Why the idea? “My first place in drag racing is bracket racing, and it (brackets) will always be in my heart. But I’m trying to come up with something new for bracket racers, and I have some formulas figured out, to take your average bracket cars and turn them into heads-up cars, not based off an index, but kind of like the old Modified Production days. We’ll have visual tech as to what is there (on the engine) to race with.

“I want to put some butts back in the seats. I want spectators. They don’t know and don’t understand bracket racing, so they won’t come. But they DO understand a Pro tree start, and whoever gets there first wins,” he says.

Howard has put on --- shall we say, unusual --- races before, where he has given away spectator tickets to bracket races, and spectators didn’t even come. That tells him that bracket racing is in trouble as far as spectators are concerned. For an average race track to stay in business, it has to have spectators, he says. “And being a track operator, no one understands that more than I do,” George says.

Two tracks that will probably host his new bracket/heads-up shows are Bama Dragway near Jasper, Alabama, which Howard owns and recently leased to promoter Darrell Taff, and Huntsville, which Howard leases. He is sure that if the concept catches on, a lot of other tracks will adopt the format on their own.
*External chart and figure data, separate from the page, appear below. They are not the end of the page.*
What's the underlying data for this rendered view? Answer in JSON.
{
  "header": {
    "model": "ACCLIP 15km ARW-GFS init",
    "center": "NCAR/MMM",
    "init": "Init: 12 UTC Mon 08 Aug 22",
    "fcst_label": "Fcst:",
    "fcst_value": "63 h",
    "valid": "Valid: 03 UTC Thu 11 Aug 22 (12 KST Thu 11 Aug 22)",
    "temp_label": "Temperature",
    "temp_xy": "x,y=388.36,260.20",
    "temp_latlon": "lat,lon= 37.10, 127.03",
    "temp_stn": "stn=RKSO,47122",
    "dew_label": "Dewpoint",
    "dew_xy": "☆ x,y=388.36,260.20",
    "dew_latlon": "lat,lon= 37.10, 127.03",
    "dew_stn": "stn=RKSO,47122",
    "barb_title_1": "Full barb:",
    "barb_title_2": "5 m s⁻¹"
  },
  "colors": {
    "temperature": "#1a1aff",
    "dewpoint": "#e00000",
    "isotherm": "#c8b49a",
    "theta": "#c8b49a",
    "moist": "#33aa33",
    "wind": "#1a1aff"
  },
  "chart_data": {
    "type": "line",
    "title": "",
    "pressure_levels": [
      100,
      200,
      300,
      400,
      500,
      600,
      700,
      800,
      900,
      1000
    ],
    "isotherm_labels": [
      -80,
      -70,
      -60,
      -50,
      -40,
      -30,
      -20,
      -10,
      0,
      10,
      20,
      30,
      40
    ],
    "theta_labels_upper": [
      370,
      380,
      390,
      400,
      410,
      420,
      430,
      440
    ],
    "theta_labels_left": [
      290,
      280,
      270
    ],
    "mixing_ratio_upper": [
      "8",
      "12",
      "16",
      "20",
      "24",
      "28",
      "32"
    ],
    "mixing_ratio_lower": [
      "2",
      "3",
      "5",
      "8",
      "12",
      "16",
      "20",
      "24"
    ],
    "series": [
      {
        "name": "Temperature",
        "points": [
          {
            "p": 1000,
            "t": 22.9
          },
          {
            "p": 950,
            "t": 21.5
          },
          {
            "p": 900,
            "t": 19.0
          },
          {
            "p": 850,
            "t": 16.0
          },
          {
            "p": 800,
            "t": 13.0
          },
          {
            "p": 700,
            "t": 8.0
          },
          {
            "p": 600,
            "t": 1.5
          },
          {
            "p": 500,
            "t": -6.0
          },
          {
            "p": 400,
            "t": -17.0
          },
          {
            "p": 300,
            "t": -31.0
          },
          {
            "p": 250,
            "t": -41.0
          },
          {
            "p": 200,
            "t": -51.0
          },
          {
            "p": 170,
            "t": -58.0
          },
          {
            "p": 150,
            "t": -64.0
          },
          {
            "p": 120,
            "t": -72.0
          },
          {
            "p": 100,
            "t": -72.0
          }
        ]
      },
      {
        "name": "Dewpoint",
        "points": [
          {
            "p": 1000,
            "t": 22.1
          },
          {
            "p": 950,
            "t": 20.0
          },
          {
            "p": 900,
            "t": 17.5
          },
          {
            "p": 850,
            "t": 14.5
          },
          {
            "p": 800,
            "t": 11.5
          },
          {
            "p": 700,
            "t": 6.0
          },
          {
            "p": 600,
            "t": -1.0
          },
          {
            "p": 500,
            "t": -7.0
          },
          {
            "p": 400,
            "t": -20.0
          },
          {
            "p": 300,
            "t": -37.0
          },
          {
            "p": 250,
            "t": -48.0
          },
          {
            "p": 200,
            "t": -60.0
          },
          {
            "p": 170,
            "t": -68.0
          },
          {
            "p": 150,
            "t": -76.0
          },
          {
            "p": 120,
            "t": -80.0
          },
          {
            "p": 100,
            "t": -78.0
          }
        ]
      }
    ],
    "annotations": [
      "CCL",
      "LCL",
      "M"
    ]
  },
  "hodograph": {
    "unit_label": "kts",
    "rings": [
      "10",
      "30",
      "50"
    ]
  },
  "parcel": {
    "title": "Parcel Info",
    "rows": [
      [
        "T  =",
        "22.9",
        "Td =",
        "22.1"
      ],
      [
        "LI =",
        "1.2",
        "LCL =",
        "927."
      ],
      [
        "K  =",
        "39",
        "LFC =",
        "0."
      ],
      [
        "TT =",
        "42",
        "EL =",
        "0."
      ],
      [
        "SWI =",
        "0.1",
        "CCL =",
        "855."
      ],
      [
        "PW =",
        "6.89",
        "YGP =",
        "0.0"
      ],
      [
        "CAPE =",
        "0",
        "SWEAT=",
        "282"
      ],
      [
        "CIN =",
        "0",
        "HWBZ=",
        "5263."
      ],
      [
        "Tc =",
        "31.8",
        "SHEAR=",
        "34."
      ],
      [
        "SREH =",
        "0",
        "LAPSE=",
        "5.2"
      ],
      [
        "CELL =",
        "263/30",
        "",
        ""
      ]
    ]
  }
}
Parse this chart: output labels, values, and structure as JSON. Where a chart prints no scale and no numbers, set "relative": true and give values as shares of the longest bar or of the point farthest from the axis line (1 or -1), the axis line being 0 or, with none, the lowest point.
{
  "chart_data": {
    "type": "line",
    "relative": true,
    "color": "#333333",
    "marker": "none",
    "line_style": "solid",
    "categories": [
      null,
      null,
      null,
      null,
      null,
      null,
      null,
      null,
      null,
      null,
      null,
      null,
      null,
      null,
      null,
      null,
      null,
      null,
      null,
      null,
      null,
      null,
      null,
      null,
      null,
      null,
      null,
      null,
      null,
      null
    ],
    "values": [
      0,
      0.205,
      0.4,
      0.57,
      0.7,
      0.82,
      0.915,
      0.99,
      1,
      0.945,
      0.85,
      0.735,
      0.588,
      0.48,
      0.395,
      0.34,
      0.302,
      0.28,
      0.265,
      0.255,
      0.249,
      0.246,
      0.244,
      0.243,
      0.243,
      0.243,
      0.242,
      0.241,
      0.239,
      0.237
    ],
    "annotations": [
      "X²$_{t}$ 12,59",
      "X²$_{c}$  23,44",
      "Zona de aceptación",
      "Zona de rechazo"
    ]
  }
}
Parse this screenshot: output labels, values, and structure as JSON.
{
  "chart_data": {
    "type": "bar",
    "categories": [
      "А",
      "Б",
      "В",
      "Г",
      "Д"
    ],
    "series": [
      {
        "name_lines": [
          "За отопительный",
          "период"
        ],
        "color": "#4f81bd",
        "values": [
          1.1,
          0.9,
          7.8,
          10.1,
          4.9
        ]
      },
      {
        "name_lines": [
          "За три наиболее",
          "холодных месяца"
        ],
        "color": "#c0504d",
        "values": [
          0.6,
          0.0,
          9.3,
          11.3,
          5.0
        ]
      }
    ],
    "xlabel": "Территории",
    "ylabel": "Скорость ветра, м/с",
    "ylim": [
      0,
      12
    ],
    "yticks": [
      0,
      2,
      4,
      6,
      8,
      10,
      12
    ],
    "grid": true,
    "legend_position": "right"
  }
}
The rules aren’t set in stone yet. When Howard comes home from the December PRI show in Indianapolis, he’ll finalize them. “I’ll talk to everybody, to get some help on these classes, and I’m going to try and do this to where I think it’s the fairest way. I want the people who have supplied the bracket racer for years involved. Plus I want to see some spark put back in sportsman racing. It has lost its spark,” he says.